We did end up finding \(\displaystyle x_{1} ,\cdots ,x_{n}\). Curiously enough, we didn’t have to deal with the columns of \(\displaystyle \mathbf{A}\) as such, but with those of its cousin, the row-reduced matrix \(\displaystyle \mathbf{R}\). Specifically, we didn’t have to find the column space of \(\displaystyle \mathbf{A}\) explicitly. However, note that we did manage to find a basis for the column space of \(\displaystyle \mathbf{R}\) and hence its column space. Can we also extract the column space of \(\displaystyle \mathbf{A}\) somehow? The answer is yes.

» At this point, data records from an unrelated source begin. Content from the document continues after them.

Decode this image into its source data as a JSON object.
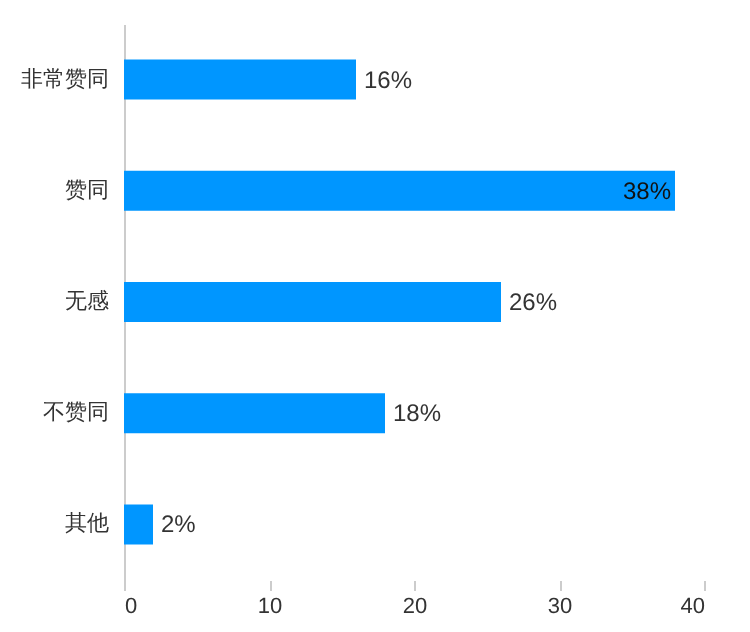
{
  "chart_data": {
    "type": "bar",
    "orientation": "horizontal",
    "categories": [
      "非常赞同",
      "赞同",
      "无感",
      "不赞同",
      "其他"
    ],
    "values": [
      16,
      38,
      26,
      18,
      2
    ],
    "value_labels": [
      "16%",
      "38%",
      "26%",
      "18%",
      "2%"
    ],
    "color": "#0096ff",
    "xlim": [
      0,
      40
    ],
    "xticks": [
      0,
      10,
      20,
      30,
      40
    ],
    "grid": false
  }
}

We will state the answer without proof.

Column space of \(\displaystyle \mathbf{A}\)

If \(\displaystyle \mathbf{R}\) is the RREF of \(\displaystyle \mathbf{A}\), then the columns in \(\displaystyle \mathbf{A}\) corresponding to the pivot columns of \(\displaystyle \mathbf{R}\) form a basis for the column space of \(\displaystyle \mathbf{A}\).

Back to our example:

\[ \begin{bmatrix} \textcolor[rgb]{0.99,0.13,0.23}{1} & \textcolor[rgb]{0.99,0.13,0.23}{0} & -1 & 0\\ \textcolor[rgb]{0.99,0.13,0.23}{2} & \textcolor[rgb]{0.99,0.13,0.23}{1} & 0 & 1\\ \textcolor[rgb]{0.99,0.13,0.23}{3} & \textcolor[rgb]{0.99,0.13,0.23}{1} & -1 & 1 \end{bmatrix}\rightarrow \begin{bmatrix} \textcolor[rgb]{0.99,0.13,0.23}{1} & \textcolor[rgb]{0.99,0.13,0.23}{0} & -1 & 0\\ \textcolor[rgb]{0.99,0.13,0.23}{0} & \textcolor[rgb]{0.99,0.13,0.23}{1} & 2 & 1\\ \textcolor[rgb]{0.99,0.13,0.23}{0} & \textcolor[rgb]{0.99,0.13,0.23}{0} & 0 & 0 \end{bmatrix} \]

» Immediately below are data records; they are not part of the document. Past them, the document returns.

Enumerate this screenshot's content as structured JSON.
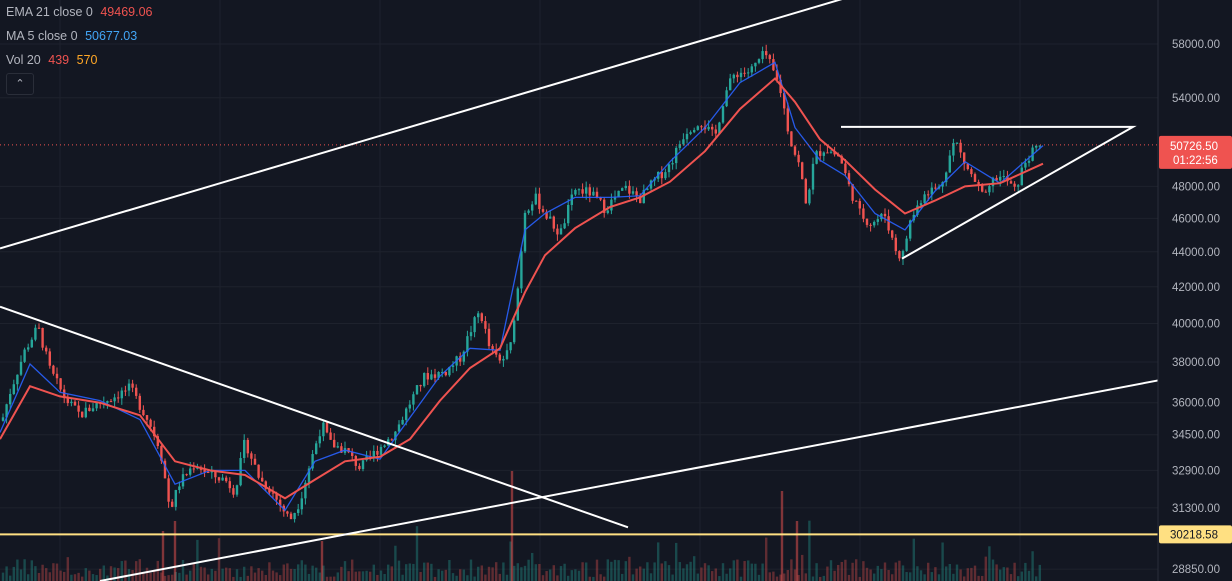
{
  "legend": {
    "ema": {
      "label": "EMA 21 close 0",
      "value": "49469.06",
      "color": "#ef5350"
    },
    "ma": {
      "label": "MA 5 close 0",
      "value": "50677.03",
      "color": "#2962ff"
    },
    "vol": {
      "label": "Vol 20",
      "value1": "439",
      "value2": "570",
      "color1": "#ef5350",
      "color2": "#ff9800"
    },
    "collapse_icon": "chevron-up-icon"
  },
  "chart_data": {
    "type": "candlestick",
    "y_scale": "log",
    "ylim": [
      28400,
      61500
    ],
    "y_ticks": [
      "58000.00",
      "54000.00",
      "48000.00",
      "46000.00",
      "44000.00",
      "42000.00",
      "40000.00",
      "38000.00",
      "36000.00",
      "34500.00",
      "32900.00",
      "31300.00",
      "28850.00"
    ],
    "price_badge": {
      "price": "50726.50",
      "countdown": "01:22:56",
      "color": "#ef5350"
    },
    "level_badge": {
      "price": "30218.58",
      "color": "#ffe082"
    },
    "horizontal_level": 30218.58,
    "series": [
      {
        "name": "EMA 21",
        "color": "#ef5350"
      },
      {
        "name": "MA 5",
        "color": "#2962ff"
      }
    ],
    "colors": {
      "up": "#26a69a",
      "down": "#ef5350",
      "background": "#131722",
      "grid": "#1e222d",
      "drawing": "#ffffff"
    },
    "price_path": [
      [
        0,
        34800
      ],
      [
        10,
        36500
      ],
      [
        25,
        38600
      ],
      [
        38,
        39800
      ],
      [
        50,
        37600
      ],
      [
        65,
        36200
      ],
      [
        80,
        35400
      ],
      [
        95,
        35900
      ],
      [
        110,
        36200
      ],
      [
        130,
        36700
      ],
      [
        148,
        35200
      ],
      [
        160,
        33900
      ],
      [
        170,
        31200
      ],
      [
        180,
        32400
      ],
      [
        195,
        33200
      ],
      [
        210,
        32700
      ],
      [
        225,
        32500
      ],
      [
        235,
        32000
      ],
      [
        245,
        34200
      ],
      [
        260,
        32500
      ],
      [
        270,
        32100
      ],
      [
        282,
        31300
      ],
      [
        290,
        30800
      ],
      [
        300,
        31600
      ],
      [
        312,
        33500
      ],
      [
        322,
        35000
      ],
      [
        330,
        34100
      ],
      [
        345,
        33800
      ],
      [
        360,
        33000
      ],
      [
        375,
        33700
      ],
      [
        395,
        34600
      ],
      [
        410,
        36000
      ],
      [
        425,
        37300
      ],
      [
        445,
        37500
      ],
      [
        460,
        38200
      ],
      [
        472,
        39800
      ],
      [
        480,
        40700
      ],
      [
        490,
        38600
      ],
      [
        500,
        38000
      ],
      [
        510,
        38600
      ],
      [
        518,
        42000
      ],
      [
        525,
        46500
      ],
      [
        535,
        47300
      ],
      [
        545,
        46300
      ],
      [
        560,
        45000
      ],
      [
        575,
        47800
      ],
      [
        590,
        47600
      ],
      [
        605,
        46600
      ],
      [
        625,
        47900
      ],
      [
        640,
        47200
      ],
      [
        655,
        48400
      ],
      [
        670,
        49400
      ],
      [
        685,
        51600
      ],
      [
        700,
        52400
      ],
      [
        715,
        51200
      ],
      [
        725,
        54300
      ],
      [
        735,
        55800
      ],
      [
        750,
        55900
      ],
      [
        765,
        57300
      ],
      [
        772,
        56100
      ],
      [
        780,
        54700
      ],
      [
        790,
        51100
      ],
      [
        800,
        49200
      ],
      [
        806,
        46800
      ],
      [
        815,
        50000
      ],
      [
        825,
        50500
      ],
      [
        840,
        49900
      ],
      [
        850,
        47800
      ],
      [
        860,
        46300
      ],
      [
        870,
        45700
      ],
      [
        885,
        46200
      ],
      [
        895,
        44200
      ],
      [
        902,
        43600
      ],
      [
        910,
        45800
      ],
      [
        925,
        47700
      ],
      [
        940,
        47900
      ],
      [
        955,
        51100
      ],
      [
        965,
        49400
      ],
      [
        975,
        48300
      ],
      [
        985,
        47200
      ],
      [
        995,
        48600
      ],
      [
        1005,
        48500
      ],
      [
        1015,
        47700
      ],
      [
        1025,
        49600
      ],
      [
        1035,
        50400
      ],
      [
        1043,
        50726.5
      ]
    ],
    "ema_path": [
      [
        0,
        34300
      ],
      [
        30,
        36800
      ],
      [
        60,
        36300
      ],
      [
        100,
        36000
      ],
      [
        140,
        35400
      ],
      [
        175,
        33300
      ],
      [
        210,
        32900
      ],
      [
        245,
        32700
      ],
      [
        285,
        31700
      ],
      [
        315,
        32500
      ],
      [
        345,
        33300
      ],
      [
        380,
        33500
      ],
      [
        410,
        34300
      ],
      [
        440,
        36100
      ],
      [
        470,
        37700
      ],
      [
        500,
        38700
      ],
      [
        525,
        41700
      ],
      [
        545,
        43800
      ],
      [
        575,
        45400
      ],
      [
        610,
        46700
      ],
      [
        640,
        47300
      ],
      [
        670,
        48300
      ],
      [
        705,
        50300
      ],
      [
        740,
        53200
      ],
      [
        775,
        55400
      ],
      [
        795,
        53700
      ],
      [
        820,
        51100
      ],
      [
        845,
        49700
      ],
      [
        875,
        47800
      ],
      [
        905,
        46300
      ],
      [
        935,
        47100
      ],
      [
        965,
        48000
      ],
      [
        1000,
        48200
      ],
      [
        1043,
        49469
      ]
    ],
    "ma_path": [
      [
        0,
        34600
      ],
      [
        30,
        37900
      ],
      [
        60,
        36500
      ],
      [
        100,
        36100
      ],
      [
        140,
        35200
      ],
      [
        175,
        32300
      ],
      [
        210,
        32900
      ],
      [
        245,
        32900
      ],
      [
        285,
        31200
      ],
      [
        315,
        33300
      ],
      [
        345,
        33800
      ],
      [
        380,
        33400
      ],
      [
        410,
        35300
      ],
      [
        440,
        37300
      ],
      [
        470,
        38700
      ],
      [
        500,
        38600
      ],
      [
        525,
        45300
      ],
      [
        545,
        46300
      ],
      [
        575,
        47300
      ],
      [
        610,
        47300
      ],
      [
        640,
        47400
      ],
      [
        670,
        49600
      ],
      [
        705,
        51900
      ],
      [
        740,
        55100
      ],
      [
        775,
        56600
      ],
      [
        795,
        51900
      ],
      [
        820,
        49700
      ],
      [
        845,
        48700
      ],
      [
        875,
        46300
      ],
      [
        905,
        45300
      ],
      [
        935,
        47700
      ],
      [
        965,
        49600
      ],
      [
        1000,
        48200
      ],
      [
        1043,
        50677
      ]
    ],
    "annotations": [
      {
        "type": "line",
        "points": [
          [
            0,
            44200
          ],
          [
            900,
            63000
          ]
        ]
      },
      {
        "type": "line",
        "points": [
          [
            0,
            40900
          ],
          [
            628,
            30500
          ]
        ]
      },
      {
        "type": "line",
        "points": [
          [
            100,
            28400
          ],
          [
            1160,
            37100
          ]
        ]
      },
      {
        "type": "triangle",
        "top": 51950,
        "apex_low": 43600
      }
    ]
  }
}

The first two columns of \(\displaystyle \mathbf{R}\) are the pivot columns. Therefore, the first two columns of \(\displaystyle \mathbf{A}\) form a basis for the column space of \(\displaystyle \mathbf{A}\).

Summary

\(\mathbf{Ax} =\mathbf{b}\) is solvable if and only if \(\mathbf{b}\) is an element of the column space of \(\mathbf{A}\). A system that admits a solution is said to be consistent. Every solution to a consistent system of equations can be expressed as \(\mathbf{x}_{p} +\mathbf{x}_{n}\), where \(\mathbf{x}_{p}\) is a particular solution and \(\mathbf{x}_{n}\) is some vector in the nullspace of \(\mathbf{A}\). By varying \(\mathbf{x}_n\), we can get all possible solutions to the system.